The novella was anthologized twice, first in a 1971 collection edited by William J. Nolan titled The Human Equation, and again in MacDonald’s own science fiction anthology Other Times, Other Worlds. Both books are out of print but easily obtainable via the usual online sources. Curiously, Other Times, Other Worlds seems to be the only fiction book of MacDonald’s to be denied a reissue as an eBook. This is a shame, as it is absolutely essential JDM, containing some of his best work in the short form. Hopefully this omission will be corrected some day.
Just finished "The Girl, the Gold Watch and Everything" last night. I will have to try to get "Other World, Other Times". I really enjoy your work. Thanks.
ReplyDeleteThank you Frank. Definitely, get yourself a copy of OTHER TIMES, OTHER WORLDS. You won't be disappointed.
DeleteSorry it took me so long to comment, but I wanted to get the story re-read first. It really is one of the highlights of the later run of SUPER SCIENCE STORIES. It's quite telling that only two stories from SSS made it into OTHER TIMES, OTHER WORLDS despite that series having 18 stories by him, nearly a third of his SF work. It paid low rates and was generally the dumping ground for stuff nobody else would buy.
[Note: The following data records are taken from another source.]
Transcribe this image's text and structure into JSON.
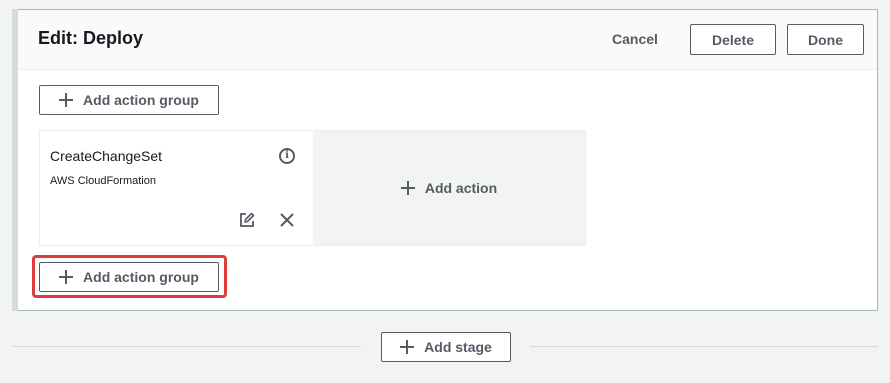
{
  "stage": {
    "title": "Edit: Deploy",
    "cancel_label": "Cancel",
    "delete_label": "Delete",
    "done_label": "Done"
  },
  "add_action_group_label": "Add action group",
  "action_group": {
    "action": {
      "name": "CreateChangeSet",
      "provider": "AWS CloudFormation",
      "info_icon": "info-icon",
      "edit_icon": "edit-icon",
      "remove_icon": "close-icon"
    },
    "add_action_label": "Add action"
  },
  "add_stage_label": "Add stage",
  "colors": {
    "highlight": "#e03b3b",
    "button_border": "#545b64",
    "background": "#f2f3f3"
  }
}
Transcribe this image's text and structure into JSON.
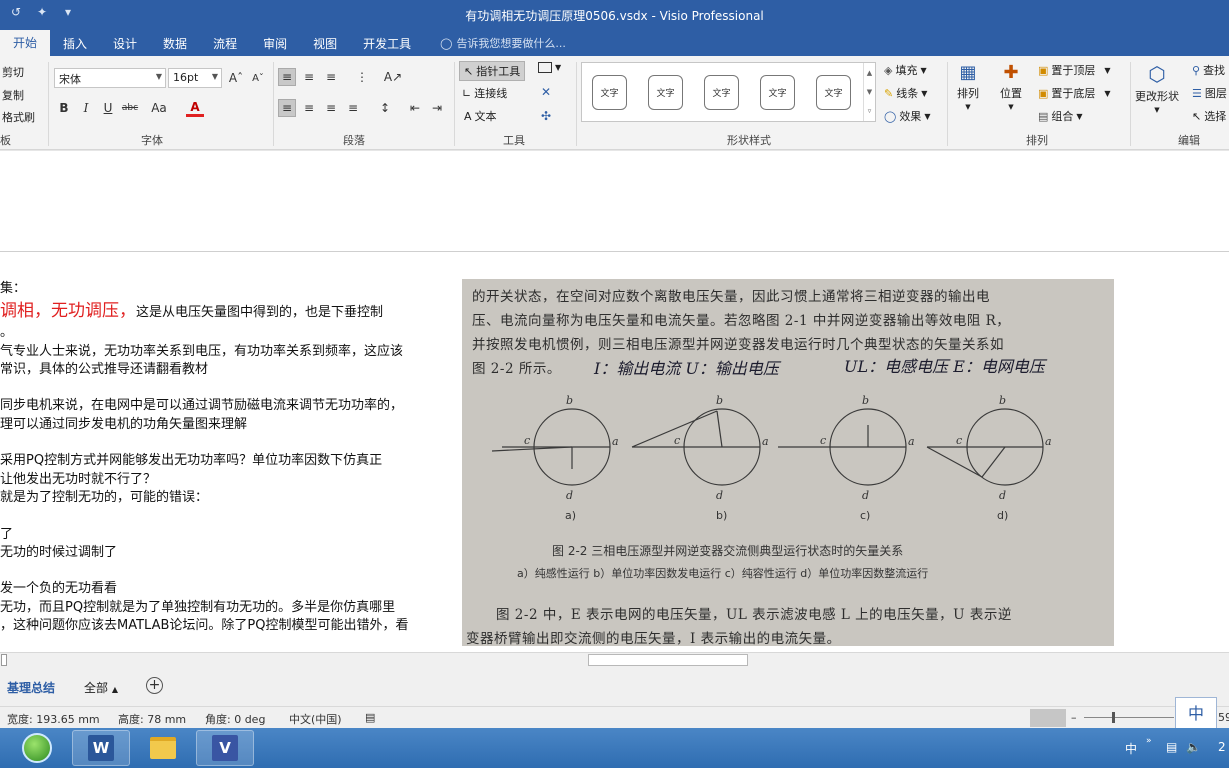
{
  "window": {
    "title": "有功调相无功调压原理0506.vsdx - Visio Professional"
  },
  "ribbon_tabs": [
    {
      "label": "开始",
      "active": true
    },
    {
      "label": "插入"
    },
    {
      "label": "设计"
    },
    {
      "label": "数据"
    },
    {
      "label": "流程"
    },
    {
      "label": "审阅"
    },
    {
      "label": "视图"
    },
    {
      "label": "开发工具"
    }
  ],
  "tell_me": "告诉我您想要做什么...",
  "clipboard": {
    "cut": "剪切",
    "copy": "复制",
    "format_painter": "格式刷",
    "group": "板"
  },
  "font": {
    "name": "宋体",
    "size": "16pt",
    "group": "字体",
    "bold": "B",
    "italic": "I",
    "underline": "U",
    "strike": "abc",
    "case": "Aa",
    "color": "A"
  },
  "paragraph": {
    "group": "段落"
  },
  "tools": {
    "pointer": "指针工具",
    "connector": "连接线",
    "text": "文本",
    "group": "工具"
  },
  "shape_styles": {
    "group": "形状样式",
    "boxes": [
      "文字",
      "文字",
      "文字",
      "文字",
      "文字"
    ],
    "fill": "填充",
    "line": "线条",
    "effect": "效果"
  },
  "arrange": {
    "group": "排列",
    "arrange": "排列",
    "position": "位置",
    "bring_front": "置于顶层",
    "send_back": "置于底层",
    "group_btn": "组合"
  },
  "edit": {
    "group": "编辑",
    "change_shape": "更改形状",
    "find": "查找",
    "layers": "图层",
    "select": "选择"
  },
  "notes": {
    "l1": "集：",
    "l2_big": "调相，无功调压，",
    "l2_rest": "这是从电压矢量图中得到的，也是下垂控制",
    "l3": "。",
    "l4": "气专业人士来说，无功功率关系到电压，有功功率关系到频率，这应该",
    "l5": "常识，具体的公式推导还请翻看教材",
    "l6": "",
    "l7": "同步电机来说，在电网中是可以通过调节励磁电流来调节无功功率的，",
    "l8": "理可以通过同步发电机的功角矢量图来理解",
    "l9": "",
    "l10": "采用PQ控制方式并网能够发出无功功率吗？单位功率因数下仿真正",
    "l11": "让他发出无功时就不行了？",
    "l12": "就是为了控制无功的，可能的错误：",
    "l13": "",
    "l14": "了",
    "l15": "无功的时候过调制了",
    "l16": "",
    "l17": "发一个负的无功看看",
    "l18": "无功，而且PQ控制就是为了单独控制有功无功的。多半是你仿真哪里",
    "l19": "，这种问题你应该去MATLAB论坛问。除了PQ控制模型可能出错外，看"
  },
  "photo": {
    "t1": "的开关状态，在空间对应数个离散电压矢量，因此习惯上通常将三相逆变器的输出电",
    "t2": "压、电流向量称为电压矢量和电流矢量。若忽略图 2-1 中并网逆变器输出等效电阻 R，",
    "t3": "并按照发电机惯例，则三相电压源型并网逆变器发电运行时几个典型状态的矢量关系如",
    "t4": "图 2-2 所示。",
    "hand1": "I：输出电流  U：输出电压",
    "hand2": "UL：电感电压  E：电网电压",
    "diagram_labels": [
      "a)",
      "b)",
      "c)",
      "d)"
    ],
    "caption": "图 2-2   三相电压源型并网逆变器交流侧典型运行状态时的矢量关系",
    "subcaption": "a）纯感性运行   b）单位功率因数发电运行   c）纯容性运行   d）单位功率因数整流运行",
    "b1": "图 2-2 中，E 表示电网的电压矢量，UL 表示滤波电感 L 上的电压矢量，U 表示逆",
    "b2": "变器桥臂输出即交流侧的电压矢量，I 表示输出的电流矢量。"
  },
  "page_tabs": {
    "active": "基理总结",
    "all": "全部",
    "add": "+"
  },
  "status": {
    "width": "宽度: 193.65 mm",
    "height": "高度: 78 mm",
    "angle": "角度: 0 deg",
    "lang": "中文(中国)",
    "zoom_tail": "59"
  },
  "ime": {
    "mode": "中"
  },
  "tray": {
    "ime": "中",
    "time": "2"
  },
  "colors": {
    "titlebar": "#2e5ea5",
    "accent_red": "#e02020",
    "taskbar": "#3a78bd"
  }
}
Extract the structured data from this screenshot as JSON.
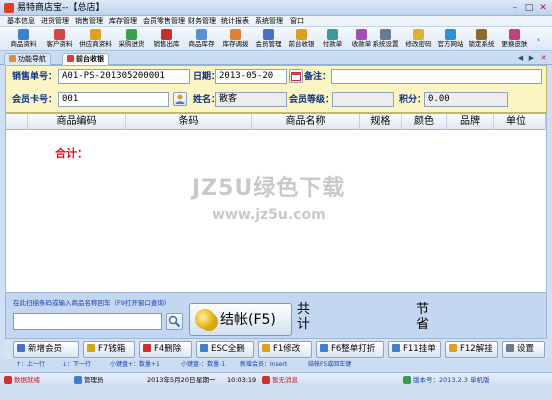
{
  "window": {
    "title": "易特商店宝--【总店】"
  },
  "menu": [
    "基本信息",
    "进货管理",
    "销售管理",
    "库存管理",
    "会员零售管理",
    "财务管理",
    "统计报表",
    "系统管理",
    "窗口"
  ],
  "toolbar": [
    {
      "label": "商品资料",
      "color": "#3a7fd0"
    },
    {
      "label": "客户资料",
      "color": "#d04848"
    },
    {
      "label": "供应商资料",
      "color": "#e0a020"
    },
    {
      "label": "采购进货",
      "color": "#3aa050"
    },
    {
      "label": "销售出库",
      "color": "#c83030"
    },
    {
      "label": "商品库存",
      "color": "#5a8fd8"
    },
    {
      "label": "库存调拨",
      "color": "#e08030"
    },
    {
      "label": "会员管理",
      "color": "#4a70c8"
    },
    {
      "label": "前台收银",
      "color": "#d8a020"
    },
    {
      "label": "付款单",
      "color": "#3a9a9a"
    },
    {
      "label": "收款单",
      "color": "#a050b0"
    },
    {
      "label": "系统设置",
      "color": "#6b7b8f"
    },
    {
      "label": "修改密码",
      "color": "#e0b030"
    },
    {
      "label": "官方网站",
      "color": "#2f8fd8"
    },
    {
      "label": "锁定系统",
      "color": "#8a6a30"
    },
    {
      "label": "更换皮肤",
      "color": "#c04080"
    }
  ],
  "tabs": [
    {
      "label": "功能导航",
      "color": "#e09030"
    },
    {
      "label": "前台收银",
      "color": "#d04040"
    }
  ],
  "form": {
    "sale_no_label": "销售单号：",
    "sale_no": "A01-PS-201305200001",
    "date_label": "日期：",
    "date": "2013-05-20",
    "remark_label": "备注：",
    "remark": "",
    "member_card_label": "会员卡号：",
    "member_card": "001",
    "name_label": "姓名：",
    "name": "散客",
    "member_level_label": "会员等级：",
    "member_level": "",
    "points_label": "积分：",
    "points": "0.00"
  },
  "grid": {
    "columns": [
      "商品编码",
      "条码",
      "商品名称",
      "规格",
      "颜色",
      "品牌",
      "单位"
    ],
    "total_label": "合计："
  },
  "watermark": {
    "title": "JZ5U绿色下载",
    "url": "www.jz5u.com"
  },
  "scan": {
    "label": "在此扫描条码或输入商品名称回车（F9打开窗口查询）",
    "value": ""
  },
  "checkout": {
    "label": "结帐(F5)",
    "total_label": "共计",
    "saving_label": "节省"
  },
  "fkeys": [
    {
      "label": "新增会员",
      "color": "#4a70c8"
    },
    {
      "label": "F7钱箱",
      "color": "#d8a020"
    },
    {
      "label": "F4删除",
      "color": "#d03030"
    },
    {
      "label": "ESC全删",
      "color": "#3a7fd0"
    },
    {
      "label": "F1修改",
      "color": "#e0a020"
    },
    {
      "label": "F6整单打折",
      "color": "#3a7fd0"
    },
    {
      "label": "F11挂单",
      "color": "#3a7fd0"
    },
    {
      "label": "F12解挂",
      "color": "#e0a020"
    },
    {
      "label": "设置",
      "color": "#6b7b8f"
    }
  ],
  "hints": [
    "↑：上一行",
    "↓：下一行",
    "小键盘+：数量+1",
    "小键盘-：数量-1",
    "新增会员：Insert",
    "结帐F5或回车键"
  ],
  "status": {
    "ready": "数据就绪",
    "user": "管理员",
    "date": "2013年5月20日",
    "weekday": "星期一",
    "time": "10:03:19",
    "message": "暂无消息",
    "version": "版本号：2013.2.3 单机版"
  }
}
I have a hunch Bradbury threw them a few good stories since the earlier run bought his first story, but other than those and possibly this one, there are not really any classics in the the later run.
ReplyDeleteDespite re-reading the story before posting, I don't really have much to say about it that you didn't. It really is one of JDM's best, and like you suggest it points out one of the great strengths of his SF work. Much of his SF work is not so much SF by the conventions of the era as sports or detective or business stories that happen to have a SF element. It gives him a highly distinctive voice for the era, and is really ahead of its time.
Maybe you know off the top of your head, is this the only time JDM got his name on the cover twice? He's there both as himself and as "Peter Reed"
Thanks Eric. I had no idea Super Science Stories had such a reputation. I've enjoyed all of the JDM stories I've read there (so far).
DeleteMacDonald received multiple cover credit several times in the pulps, although I'd have to go back and look at the covers to identify them. The one that comes readily to mind is the July 1949 issue of Fifteen Sports Stories, where JDM had four entries and two cover credits.
I wish I could find the quote, I once saw Super Science Stories described as where everything the Scott Meredith agency couldn't sell anywhere else wound up. Its reputation, such as it is, lies with the people who it gave a start to- as I mentioned they were the first mag to buy from Bradbury, Heinlein had a couple early stories in it, and several others.
DeleteI don't think any (or at least very few) of the JDM stories in SSS are BAD as such; but I think a lot of them are lesser efforts. Even you, in your review, didn't seem to be a big fan of "Escape to Chaos". Or take "The Hunted", it's not a bad riff on "The Most Dangerous Game"... but it very much is just a riff it it.